Amitabh Trehan (Queen's University of Belfast)
Wednesday, 1.1.2014, 11:30
In this talk, I will discuss results from our recent work of last year (i.e. 2013!) on the classic problem of Leader Election. It is perhaps surprising that this classic problem still yields such rich results. We look at Leader Election in the synchronous message passing setting. Most of this work deals with randomization and we have discovered definitive lower bounds and efficient algorithms.
Majority of this talk will focus on , in which we introduce the first sublinear messages randomized Leader Election (w.h.p.) that runs in O(1) time on complete networks and mixing time on any connected graph. We also show a lower bound of sqrt(n) for any leader election algorithm that succeeds with probability at least $1/e + \eps$, for any small constant $\eps > 0$. We will also, time permitting, briefly touch upon the slew of results we obtained in  for Universal Leader Election (algorithms that work for all graphs) which includes formal proofs of fundamental lower bounds for time and messages in randomized algorithms and randomized and deterministic algorithms that try to simultaneously achieve both.
 Sublinear Bounds for Randomized Leader Election. ICDCN 2013, Best Paper Award
 On the complexity of universal leader election. PODC 2013
Joint works with Shay Kutten, Gopal Pandurangan, David Peleg, and Peter Robinson
Amitabh Trehan is a Lecturer (Assistant Professor) in Computer Science at Queen's University Belfast (High Performance and Distributed Computing cluster).

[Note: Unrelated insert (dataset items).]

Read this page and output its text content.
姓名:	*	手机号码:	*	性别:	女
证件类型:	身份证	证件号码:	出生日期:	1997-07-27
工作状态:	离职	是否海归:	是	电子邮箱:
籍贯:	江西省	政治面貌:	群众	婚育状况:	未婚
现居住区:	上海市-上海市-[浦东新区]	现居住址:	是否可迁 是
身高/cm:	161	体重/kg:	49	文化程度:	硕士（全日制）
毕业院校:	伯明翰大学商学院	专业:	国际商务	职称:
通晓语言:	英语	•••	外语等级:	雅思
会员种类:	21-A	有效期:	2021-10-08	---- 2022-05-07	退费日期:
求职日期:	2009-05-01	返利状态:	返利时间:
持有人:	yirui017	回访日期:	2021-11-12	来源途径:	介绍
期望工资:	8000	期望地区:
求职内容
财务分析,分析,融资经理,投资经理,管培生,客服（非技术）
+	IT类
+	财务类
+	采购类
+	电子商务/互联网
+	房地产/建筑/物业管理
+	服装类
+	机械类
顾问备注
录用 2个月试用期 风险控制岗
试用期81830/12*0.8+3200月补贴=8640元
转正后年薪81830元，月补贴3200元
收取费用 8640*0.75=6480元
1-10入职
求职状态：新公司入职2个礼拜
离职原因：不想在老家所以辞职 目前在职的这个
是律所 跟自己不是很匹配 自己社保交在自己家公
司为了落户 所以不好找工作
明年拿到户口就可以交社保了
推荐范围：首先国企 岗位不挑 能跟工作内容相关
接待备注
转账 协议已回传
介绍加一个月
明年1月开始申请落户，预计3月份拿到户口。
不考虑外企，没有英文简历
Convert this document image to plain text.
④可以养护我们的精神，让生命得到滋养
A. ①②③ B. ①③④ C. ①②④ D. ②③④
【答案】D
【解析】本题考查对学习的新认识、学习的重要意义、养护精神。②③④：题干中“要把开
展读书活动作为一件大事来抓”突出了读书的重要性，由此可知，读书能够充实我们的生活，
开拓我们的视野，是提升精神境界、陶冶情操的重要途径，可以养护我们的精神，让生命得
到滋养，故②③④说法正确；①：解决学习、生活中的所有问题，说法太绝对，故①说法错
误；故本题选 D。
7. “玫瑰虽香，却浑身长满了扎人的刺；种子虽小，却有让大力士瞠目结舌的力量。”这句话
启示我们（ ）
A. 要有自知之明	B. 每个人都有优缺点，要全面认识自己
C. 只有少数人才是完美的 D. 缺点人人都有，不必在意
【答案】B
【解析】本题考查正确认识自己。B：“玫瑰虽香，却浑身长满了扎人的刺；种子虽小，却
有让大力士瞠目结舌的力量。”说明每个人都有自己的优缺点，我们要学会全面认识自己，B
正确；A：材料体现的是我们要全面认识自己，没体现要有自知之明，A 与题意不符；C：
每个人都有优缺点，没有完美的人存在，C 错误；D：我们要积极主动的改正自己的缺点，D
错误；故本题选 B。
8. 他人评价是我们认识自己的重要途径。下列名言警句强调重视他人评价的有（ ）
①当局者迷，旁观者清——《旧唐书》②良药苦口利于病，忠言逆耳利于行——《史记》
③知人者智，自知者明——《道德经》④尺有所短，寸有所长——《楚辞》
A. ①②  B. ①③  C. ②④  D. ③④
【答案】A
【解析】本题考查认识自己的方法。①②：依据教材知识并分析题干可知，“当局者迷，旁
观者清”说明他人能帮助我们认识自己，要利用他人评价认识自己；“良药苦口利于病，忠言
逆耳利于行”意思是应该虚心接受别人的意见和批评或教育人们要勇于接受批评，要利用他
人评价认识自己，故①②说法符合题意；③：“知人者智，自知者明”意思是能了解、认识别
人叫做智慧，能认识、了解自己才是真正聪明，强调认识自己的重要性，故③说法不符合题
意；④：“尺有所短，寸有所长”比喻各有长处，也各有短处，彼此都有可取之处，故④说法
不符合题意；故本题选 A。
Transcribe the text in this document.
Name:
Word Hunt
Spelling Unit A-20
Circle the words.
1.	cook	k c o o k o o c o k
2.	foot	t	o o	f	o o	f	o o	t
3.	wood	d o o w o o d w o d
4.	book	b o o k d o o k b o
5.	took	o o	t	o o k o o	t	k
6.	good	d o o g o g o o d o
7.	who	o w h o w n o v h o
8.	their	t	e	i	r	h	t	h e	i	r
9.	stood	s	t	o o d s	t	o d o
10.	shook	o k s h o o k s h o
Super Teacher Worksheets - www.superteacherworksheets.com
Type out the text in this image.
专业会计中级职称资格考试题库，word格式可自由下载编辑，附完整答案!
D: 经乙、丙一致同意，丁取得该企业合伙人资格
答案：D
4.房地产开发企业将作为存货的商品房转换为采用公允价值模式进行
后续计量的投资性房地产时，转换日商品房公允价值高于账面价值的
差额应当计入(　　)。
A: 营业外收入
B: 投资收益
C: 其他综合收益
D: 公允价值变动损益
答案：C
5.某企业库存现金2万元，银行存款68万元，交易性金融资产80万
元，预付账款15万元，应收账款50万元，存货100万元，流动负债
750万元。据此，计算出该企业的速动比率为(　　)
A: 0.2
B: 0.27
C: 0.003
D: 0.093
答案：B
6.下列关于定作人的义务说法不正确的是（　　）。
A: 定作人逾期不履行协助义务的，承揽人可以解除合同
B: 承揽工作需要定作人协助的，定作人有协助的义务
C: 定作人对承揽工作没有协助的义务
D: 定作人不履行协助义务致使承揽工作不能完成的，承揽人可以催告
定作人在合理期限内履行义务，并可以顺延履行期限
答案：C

Before joining QUB, he held an I-CORE postdoc fellowship with Danny Dolev at Hebrew University. Recently, he was also awarded the prestigious Newton Incoming Fellowship of the Royal Society, UK, which he had to decline in favour of his present position.
He has also held a postdoc with Shay Kutten and Ron Lavi at the information systems group at the faculty of Industrial Engineering at Technion and a postdoc with Valerie King (at UVIC, Canada). His Ph.D. Advisor was Jared Saia (University of New Mexico, USA) with whom he worked on algorithms for self-healing networks.
His broad research interests are in theory and algorithms with specific interests in distributed algorithms, networks, and game theory. His interest includes designing efficient distributed algorithms for robustness/self-healing/
self-* properties in systems under adversarial attack, classic distributed problems such as Leader Election, and studying game theoretic and other mechanisms for evolving networks, such as social networks or distributed systems (P2P networks etc).